Cryptocurrency is a digital asset that allows people to transfer value securely and instantly globally. Transactions are verified and recorded on a database called the blockchain, a record that cannot be changed or deleted. Bitcoin is the best-known cryptocurrency, but there are many others. Some are similar to Bitcoin, while others use different technology or have new features.
One of the biggest risks with crypto is its high volatility. The prices of some cryptocurrencies can move up or down more than 10% in a single day. This makes them risky investments that should make up only a small part of your overall portfolio.
It’s important to research the investment you’re considering and only buy from trusted sources. Honest investment managers or advisors will be happy to explain how their products work and provide details about how they’re regulated. If a manager or company gives you big promises without giving you any details, look for other reviews online. Scammers will often try to lure you in with fake websites or emails.
Another issue with cryptocurrencies is that they aren’t widely accepted as a means of payment. Traditionally, money comes in the form of a nation’s currency, which is accepted by most businesses to purchase goods and services. Surveys show that only a small percentage of people who hold cryptocurrencies use them to buy things. Also, the large price fluctuations of some cryptocurrencies mean that they aren’t an effective store of value.
Some people like to use crypto as a way to diversify their investments or hedge against the volatility of other assets, such as stocks and bonds. However, it’s essential to understand how volatile cryptocurrencies are before investing. High volatility can erode your returns over time and make it difficult to establish a long-term plan for your portfolio.
There are also some concerns about how cryptocurrencies may be used by criminals and terrorists, given that they can be transferred across borders anonymously and quickly, without the need for a bank to verify the transactions or charge a fee. This can make them appealing to criminals who want to hide their activity or to evade sanctions against their country.
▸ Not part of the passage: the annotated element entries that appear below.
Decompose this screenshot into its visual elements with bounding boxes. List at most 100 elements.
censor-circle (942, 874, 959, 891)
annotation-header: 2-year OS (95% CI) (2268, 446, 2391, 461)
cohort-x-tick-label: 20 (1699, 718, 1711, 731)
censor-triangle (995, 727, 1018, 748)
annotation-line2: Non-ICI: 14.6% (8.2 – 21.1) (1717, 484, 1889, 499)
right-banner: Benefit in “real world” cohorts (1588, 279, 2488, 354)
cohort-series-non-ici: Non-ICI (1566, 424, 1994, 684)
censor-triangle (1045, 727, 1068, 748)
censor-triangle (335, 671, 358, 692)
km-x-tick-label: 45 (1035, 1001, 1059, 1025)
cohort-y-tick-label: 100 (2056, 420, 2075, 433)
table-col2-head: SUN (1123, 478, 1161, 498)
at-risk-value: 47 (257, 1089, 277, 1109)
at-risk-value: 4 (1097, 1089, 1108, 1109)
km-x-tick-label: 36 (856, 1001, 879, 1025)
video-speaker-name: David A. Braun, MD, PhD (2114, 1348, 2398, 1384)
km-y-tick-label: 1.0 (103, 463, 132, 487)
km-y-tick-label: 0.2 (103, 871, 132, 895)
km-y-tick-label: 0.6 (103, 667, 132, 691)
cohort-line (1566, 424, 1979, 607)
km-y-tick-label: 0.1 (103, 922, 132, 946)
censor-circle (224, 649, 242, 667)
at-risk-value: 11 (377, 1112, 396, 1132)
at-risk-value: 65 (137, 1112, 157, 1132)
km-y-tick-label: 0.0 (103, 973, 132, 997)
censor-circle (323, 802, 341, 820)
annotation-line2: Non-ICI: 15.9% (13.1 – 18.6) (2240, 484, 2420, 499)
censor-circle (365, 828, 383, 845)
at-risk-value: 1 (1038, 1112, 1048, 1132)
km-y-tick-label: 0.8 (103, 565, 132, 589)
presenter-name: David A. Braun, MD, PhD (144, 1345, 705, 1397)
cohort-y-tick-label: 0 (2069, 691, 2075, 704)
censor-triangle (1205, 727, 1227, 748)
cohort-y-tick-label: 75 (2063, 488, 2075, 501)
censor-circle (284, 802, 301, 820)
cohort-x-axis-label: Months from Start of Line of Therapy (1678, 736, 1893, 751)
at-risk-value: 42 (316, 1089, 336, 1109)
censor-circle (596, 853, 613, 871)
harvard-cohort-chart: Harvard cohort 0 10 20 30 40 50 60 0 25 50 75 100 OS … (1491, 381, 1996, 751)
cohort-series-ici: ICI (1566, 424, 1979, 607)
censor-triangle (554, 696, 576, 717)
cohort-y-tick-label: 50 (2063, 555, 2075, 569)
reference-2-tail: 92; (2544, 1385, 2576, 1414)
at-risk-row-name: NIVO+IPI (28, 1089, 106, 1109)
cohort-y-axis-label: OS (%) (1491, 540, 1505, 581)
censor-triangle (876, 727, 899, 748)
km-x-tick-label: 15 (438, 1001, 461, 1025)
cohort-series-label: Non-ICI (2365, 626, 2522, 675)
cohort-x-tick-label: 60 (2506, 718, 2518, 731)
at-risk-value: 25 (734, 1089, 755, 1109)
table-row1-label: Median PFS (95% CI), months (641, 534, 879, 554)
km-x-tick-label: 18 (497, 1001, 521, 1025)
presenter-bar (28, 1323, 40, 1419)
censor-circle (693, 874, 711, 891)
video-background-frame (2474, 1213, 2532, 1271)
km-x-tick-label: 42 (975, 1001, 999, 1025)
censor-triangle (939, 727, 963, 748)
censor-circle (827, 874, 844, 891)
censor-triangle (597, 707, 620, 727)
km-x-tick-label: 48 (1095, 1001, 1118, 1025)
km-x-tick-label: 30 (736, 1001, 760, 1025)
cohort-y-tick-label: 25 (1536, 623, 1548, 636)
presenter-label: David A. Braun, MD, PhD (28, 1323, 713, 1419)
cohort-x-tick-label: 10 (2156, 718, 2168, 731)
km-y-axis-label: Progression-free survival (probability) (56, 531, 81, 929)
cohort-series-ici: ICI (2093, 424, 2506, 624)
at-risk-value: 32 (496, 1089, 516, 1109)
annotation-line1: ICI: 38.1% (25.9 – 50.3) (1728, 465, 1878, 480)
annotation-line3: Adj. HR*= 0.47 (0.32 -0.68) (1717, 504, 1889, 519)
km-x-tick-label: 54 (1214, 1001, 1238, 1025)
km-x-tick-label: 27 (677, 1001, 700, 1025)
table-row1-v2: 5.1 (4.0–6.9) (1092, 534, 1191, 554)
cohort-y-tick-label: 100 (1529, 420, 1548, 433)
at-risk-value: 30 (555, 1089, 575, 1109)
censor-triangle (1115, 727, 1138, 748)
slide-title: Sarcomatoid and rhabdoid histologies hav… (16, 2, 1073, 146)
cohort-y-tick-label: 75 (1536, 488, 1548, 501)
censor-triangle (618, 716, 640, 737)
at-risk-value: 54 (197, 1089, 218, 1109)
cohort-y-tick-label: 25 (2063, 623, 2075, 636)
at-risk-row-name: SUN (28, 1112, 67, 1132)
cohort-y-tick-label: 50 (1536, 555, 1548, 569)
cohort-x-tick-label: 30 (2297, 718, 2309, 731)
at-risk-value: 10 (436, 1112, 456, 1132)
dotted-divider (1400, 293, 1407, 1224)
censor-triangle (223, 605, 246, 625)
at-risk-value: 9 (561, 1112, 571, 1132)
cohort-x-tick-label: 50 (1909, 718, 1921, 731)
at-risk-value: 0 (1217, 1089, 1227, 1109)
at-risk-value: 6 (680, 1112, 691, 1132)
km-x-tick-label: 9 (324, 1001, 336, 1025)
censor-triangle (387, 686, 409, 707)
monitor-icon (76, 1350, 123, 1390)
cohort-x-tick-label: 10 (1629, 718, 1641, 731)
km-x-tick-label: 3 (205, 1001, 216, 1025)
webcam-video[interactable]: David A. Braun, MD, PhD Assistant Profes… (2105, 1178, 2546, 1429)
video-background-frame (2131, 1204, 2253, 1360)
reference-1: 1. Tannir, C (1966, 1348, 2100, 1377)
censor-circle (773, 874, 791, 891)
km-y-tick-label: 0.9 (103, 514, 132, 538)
One final point about cryptocurrencies is that it’s easy to lose access to your funds if you don’t back up your private key in multiple places. Your private key is a long string of characters that you generate when setting up your wallet and is needed to sign and write transactions to the blockchain. Keep a physical copy of this string somewhere safe and be sure to backup it in case you ever need to access your funds.
Despite these challenges, the popularity of crypto is growing. Its ability to transfer value across the globe in seconds, for low fees, can be useful for anyone who wants to buy something online or send money to a friend abroad. Its borderless nature can expand the reach of economic freedom in parts of the world where governments exercise tight control over citizens’ finances.